Power-Laws and the Conservation of Information in discrete token systems: Part 1 General Theory

The Conservation of Energy plays a pivotal part in the development of the physical sciences. With the growth of computation and the study of other discrete token based systems such as the genome, it is useful to ask if there are conservation principles which apply to such systems and what kind of functional behaviour they imply for such systems. Here I propose that the Conservation of Hartley-Shannon Information plays the same over-arching role in discrete token based systems as the Conservation of Energy does in physical systems. I will go on to prove that this implies power-law behaviour in component sizes in software systems no matter what they do or how they were built, and also implies the constancy of average gene length in biological systems as reported for example by Lin Xu et al (10.1093/molbev/msk019). These propositions are supported by very large amounts of experimental data extending the first presentation of these ideas in Hatton (2011, IFIP / SIAM / NIST Working Conference on Uncertainty Quantification in Scientific Computing, Boulder, August 2011).

💡 Research Summary

The paper puts forward a bold unifying hypothesis: in any system that can be described as a collection of discrete tokens—whether those tokens are lines of source code, functions, classes, or nucleotides in a genome—the total Hartley‑Shannon information is conserved in the same way that energy is conserved in physical systems. Starting from this premise, the author derives a statistical‑mechanical model of token allocation. The system is divided into N components, each containing ni tokens. The total number of tokens T = Σi ni and the total information I = Σi ni log ni (log base 2, i.e., bits) are defined. By imposing the constraint that I remains constant (the “information‑conservation” condition) and using a Lagrange multiplier to maximise the number of microstates, the variational calculus yields a power‑law distribution for component sizes:

P(ni) ∝ ni^‑α

where the exponent α emerges from the multiplier and depends only on the global information budget and the number of components. This result is completely independent of the semantics of the tokens, the programming language, or the biological function; it follows purely from combinatorial considerations under the conservation law.

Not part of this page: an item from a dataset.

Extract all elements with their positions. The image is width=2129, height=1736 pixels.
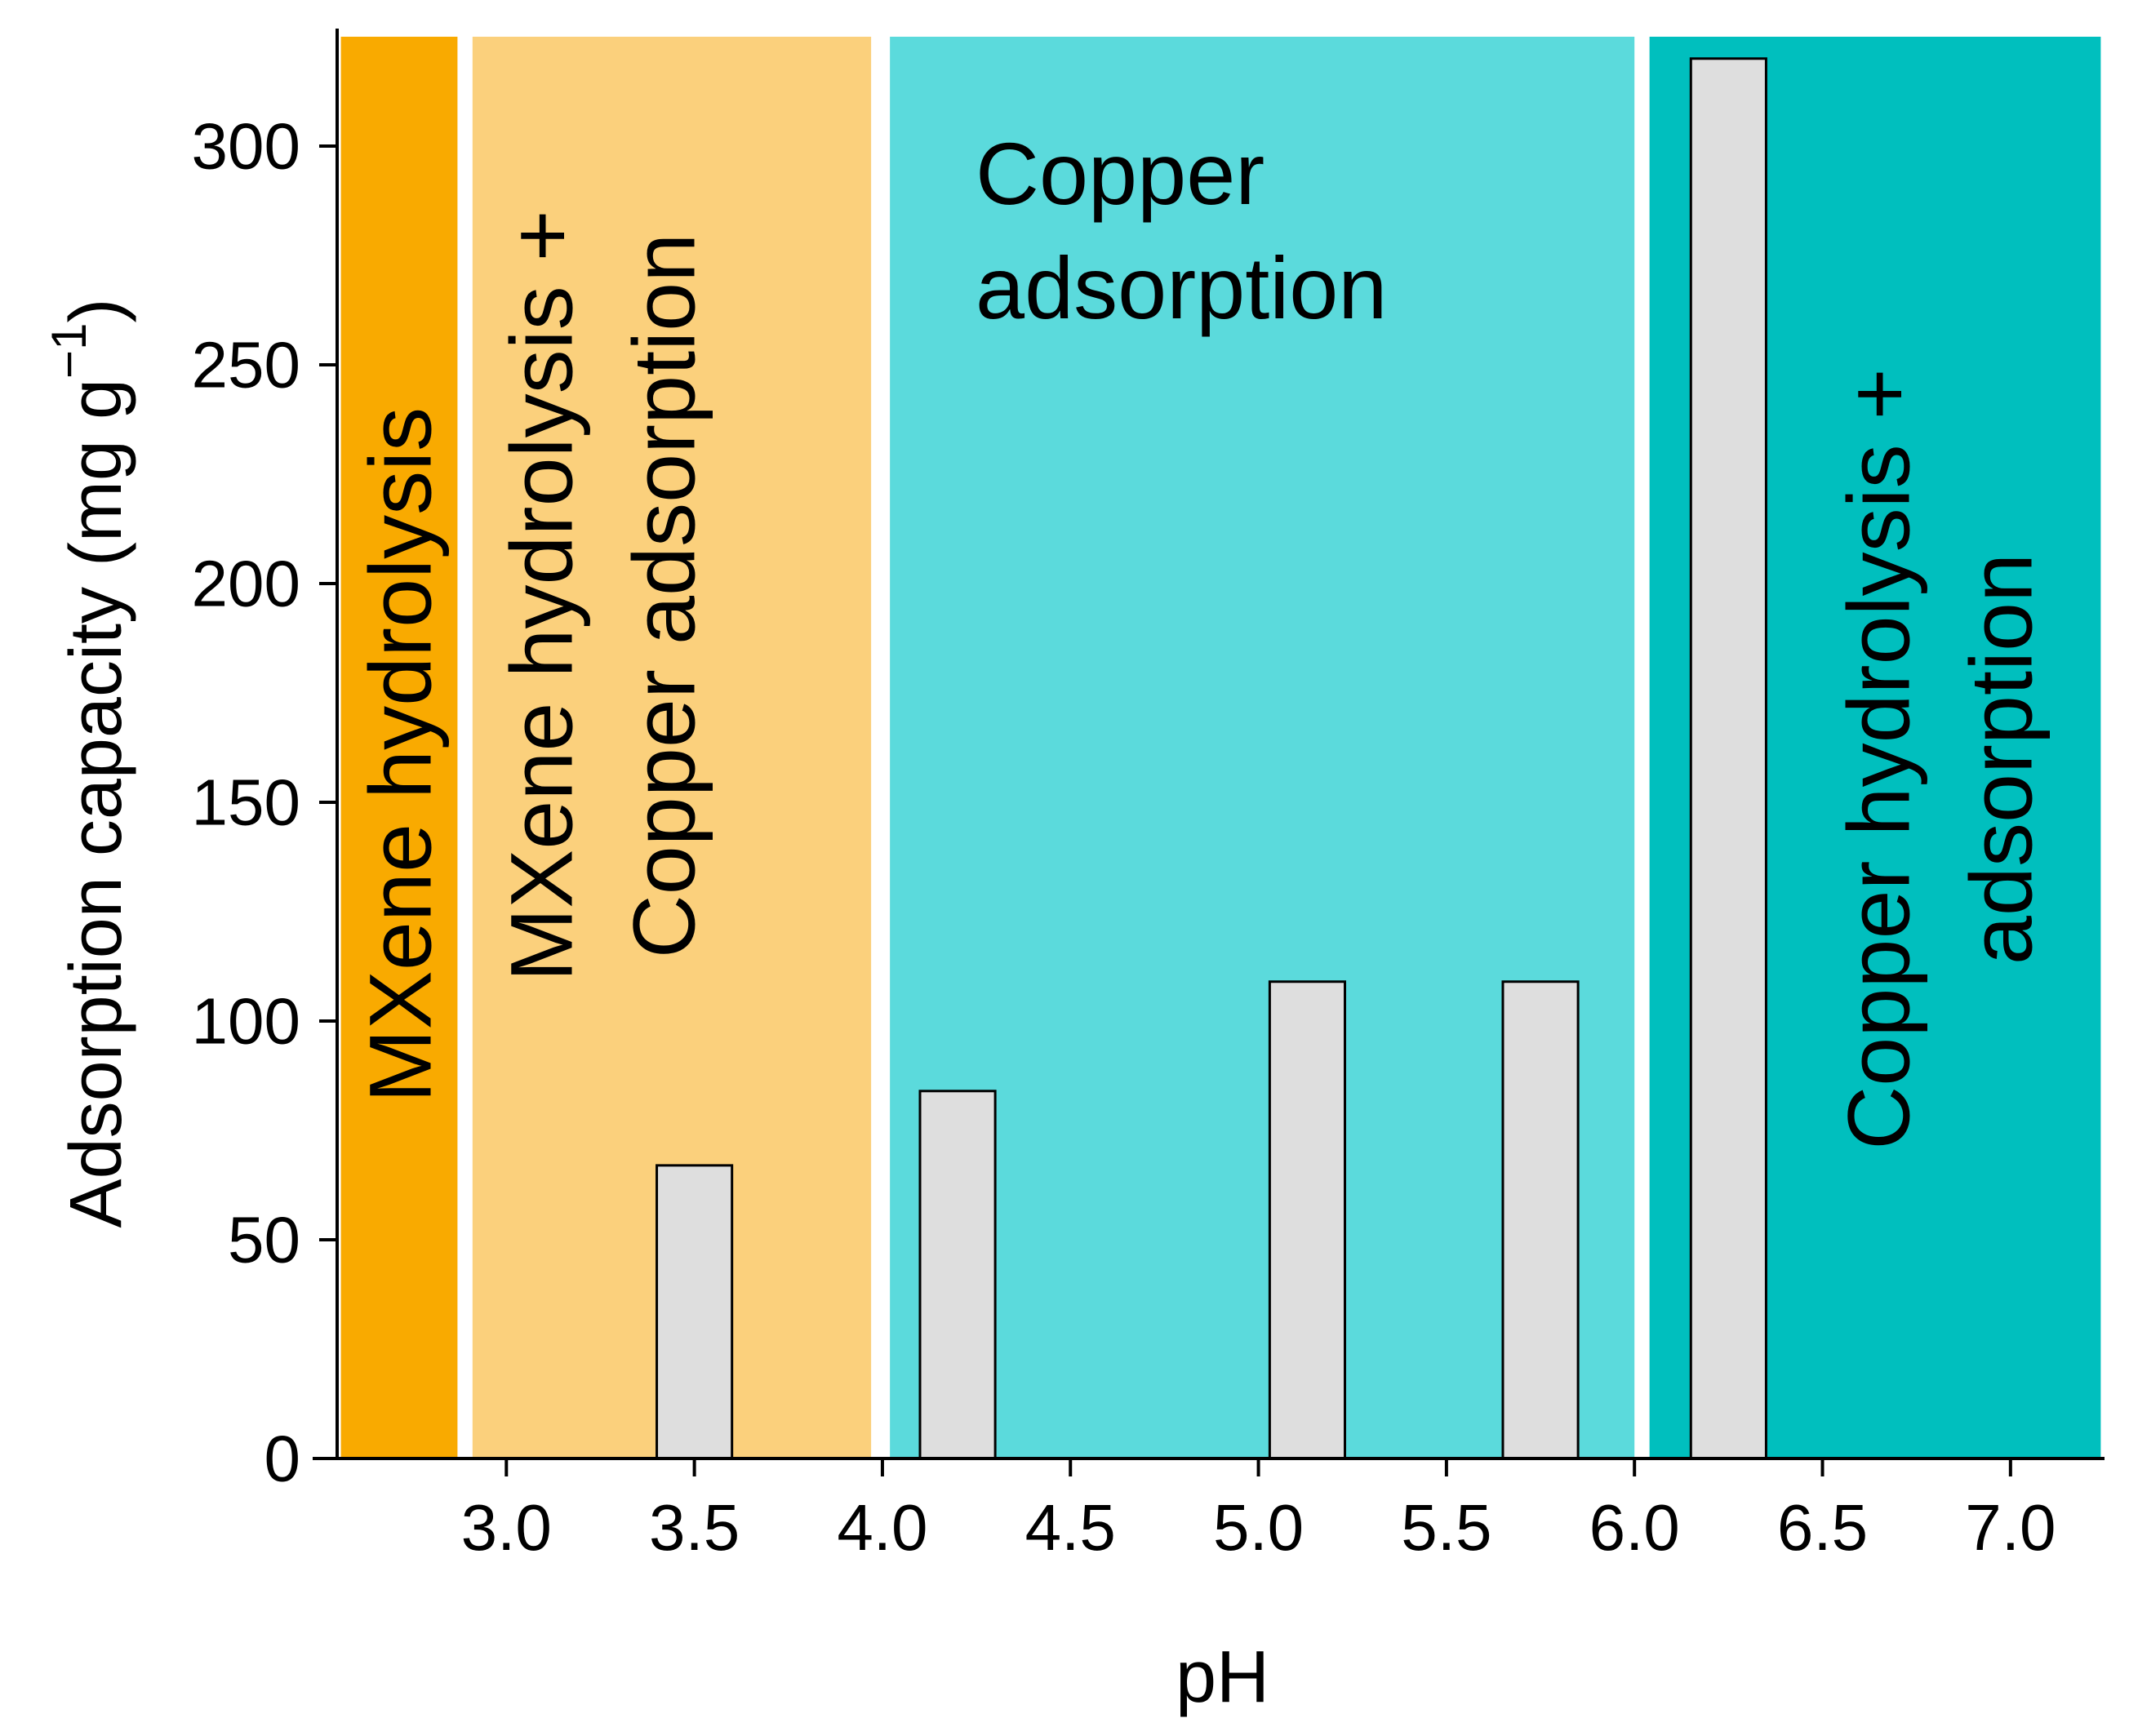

The theoretical prediction is then tested on two massive empirical domains. First, a corpus of open‑source software projects comprising millions of lines of code is analysed. Tokens are counted at several granularity levels (lines, statements, functions, classes, files). In each case the size distribution, plotted on log‑log axes, aligns closely with a straight line, confirming a power‑law with an exponent α typically between 1.3 and 1.7. The fit is robust across languages (C, C++, Java, Python) and across development histories, suggesting that the observed scaling is not an artifact of a particular coding style but a manifestation of the underlying information‑conservation principle.

Second, whole‑genome data from a diverse set of organisms (human, mouse, Drosophila, Arabidopsis, yeast) are examined. Here each gene is treated as a token block, and its length in base pairs provides the token count. Again, the distribution of gene lengths follows a power‑law with an exponent in the same range, and the mean gene length is remarkably stable across species. This reproduces earlier observations (e.g., Lin Xu et al., 2019) that average gene length is conserved, now explained as a direct consequence of a fixed total information budget in the genome.

Beyond the empirical confirmation, the paper discusses the broader implications of information conservation for system evolution. In software, refactoring, modularisation, or the addition of new features reshapes the allocation of tokens but does not alter the total information; the system therefore re‑optimises itself within the same constraint, leading to self‑organising structures that obey the same scaling law. In biology, mutations, duplications, and recombination shuffle genetic material while preserving the overall information content, which may help explain why genomes exhibit a characteristic “information density” despite vast differences in organismal complexity.

The author is careful to acknowledge limitations. The definition of a “token” can vary (lexical tokens versus semantic units in code; coding versus non‑coding regions in DNA), and different tokenisation schemes could shift the measured α. External pressures—compiler optimisations, selective pressures, or cultural coding conventions—are not explicitly modelled, though they may modulate the effective information budget. Moreover, the framework has yet to be tested on non‑textual discrete systems such as image pixels, audio samples, or network packets, which represent promising avenues for future work.

In conclusion, the paper provides a compelling theoretical bridge between information theory and the statistical regularities observed in large‑scale discrete systems. By treating Hartley‑Shannon information as a conserved quantity, it derives a universal power‑law for component sizes, validates the law with extensive software and genomic data, and opens a pathway for cross‑disciplinary research into the fundamental constraints that shape complex, token‑based structures.